The downside is that it's probably not as programmer friendly as some other options. The documentation is comprehensive to the point of being tedious, IMO, but there may be simpler tutorials out there. On the other hand, you'll probably need all the details in the manual to accomplish what the minimal decompression you're going for. It will also help explain the PNG file format so you can better manage data down to the chunk level.


I don't think what you are asking is practical. Fortunately, it is also unnecessary, as long as you don't keep all the uncompressed pictures in memory at the same time.

Can't you simply (load and) decompress on demand and then release the memory as soon as it is no longer necessary?


First off, I'm not sure I understand your requirement about not decompressing the image into RAM...

While it might be more library than you are looking for, the Cinder library would allow you to easily load images and iterate over the pixels with the Surface class.

Here is a great tutorial on how to do so:

http://libcinder.org/docs/v0.8.3/guide___images.html


I think the best you can do with these requirements is to have all the PNGs compressed in memory (about 1GB as you indicated), and only decompress one at a time when you want to obtain pixels from it. The buffer size of a decompressed 512x512 8-bit grayscale image is 256KB. If the images are RGB, then the size is 768KB. If you also have an alpha channel then the size will be 1MB.

You can find a very lightweight and simple library that decompresses PNGs here.

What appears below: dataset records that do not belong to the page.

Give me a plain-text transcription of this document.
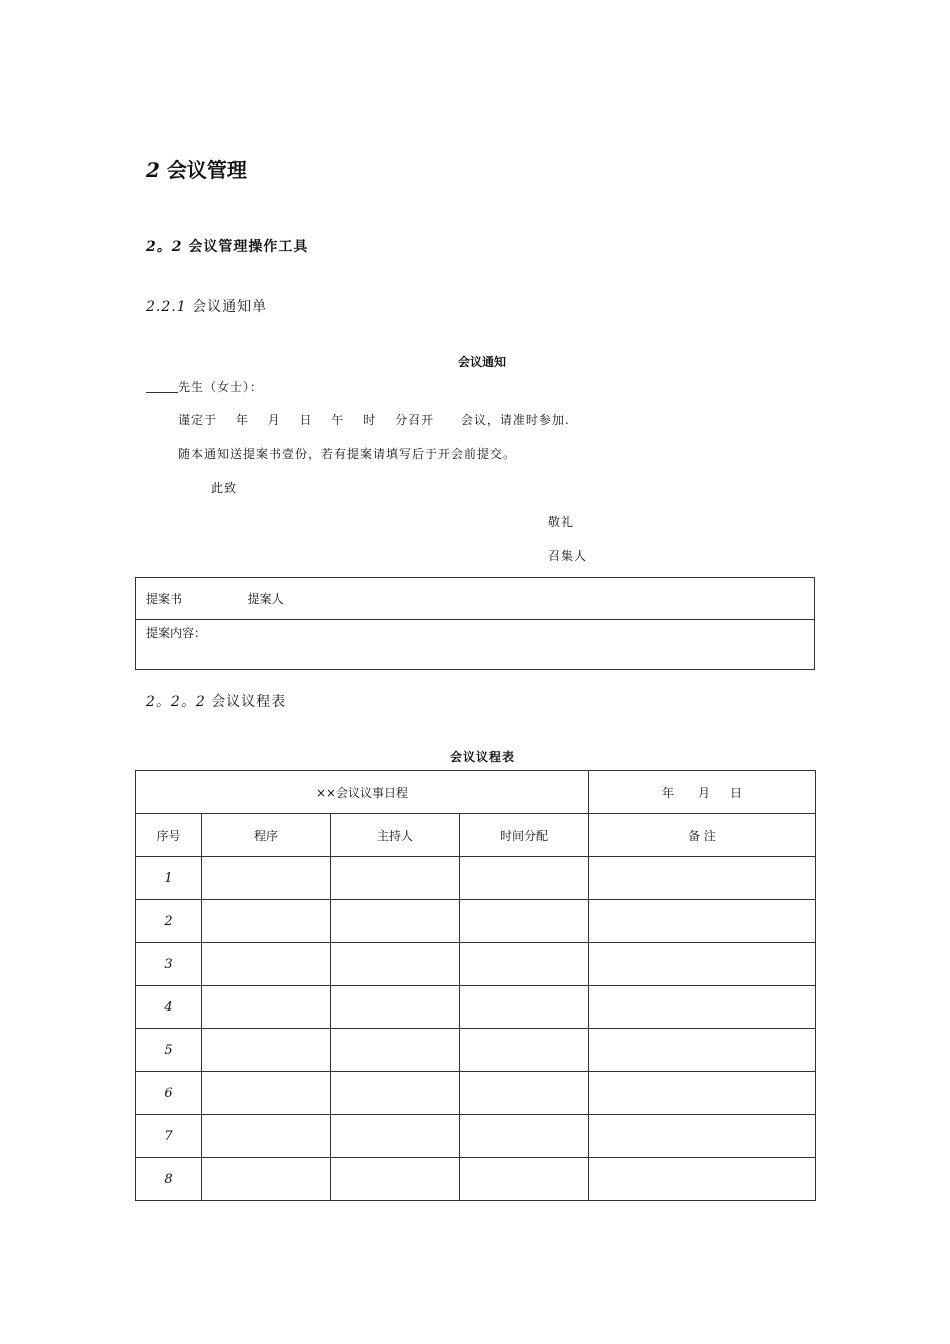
2 会议管理
2。2 会议管理操作工具
2.2.1 会议通知单
会议通知
先生（女士）：
谨定于 年 月 日 午 时 分召开 会议，请准时参加.
随本通知送提案书壹份，若有提案请填写后于开会前提交。
此致
敬礼
召集人
提案书	提案人
提案内容：
2。2。2 会议议程表
会议议程表
××会议议事日程				年 月 日
序号	程序	主持人	时间分配	备 注
1				
2				
3				
4				
5				
6				
7				
8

If you wanted to hide the fact that images are compressed in memory, you could put the compressed PNG data inside an image class. A getPixel(x, y) method in this class will trigger the decompression if the image is compressed. Class members in this class can keep track of what image has been decompressed, and when another image needs to be decompressed the previous one can drop its decompressed buffer.

The only problem you may have with a solution like this is that the system can thrash if you iterate over your 100K images asking for just one pixel, then move to the next pixel. To avoid this, you will need to get all the info you need from a single image, then move on to the next image.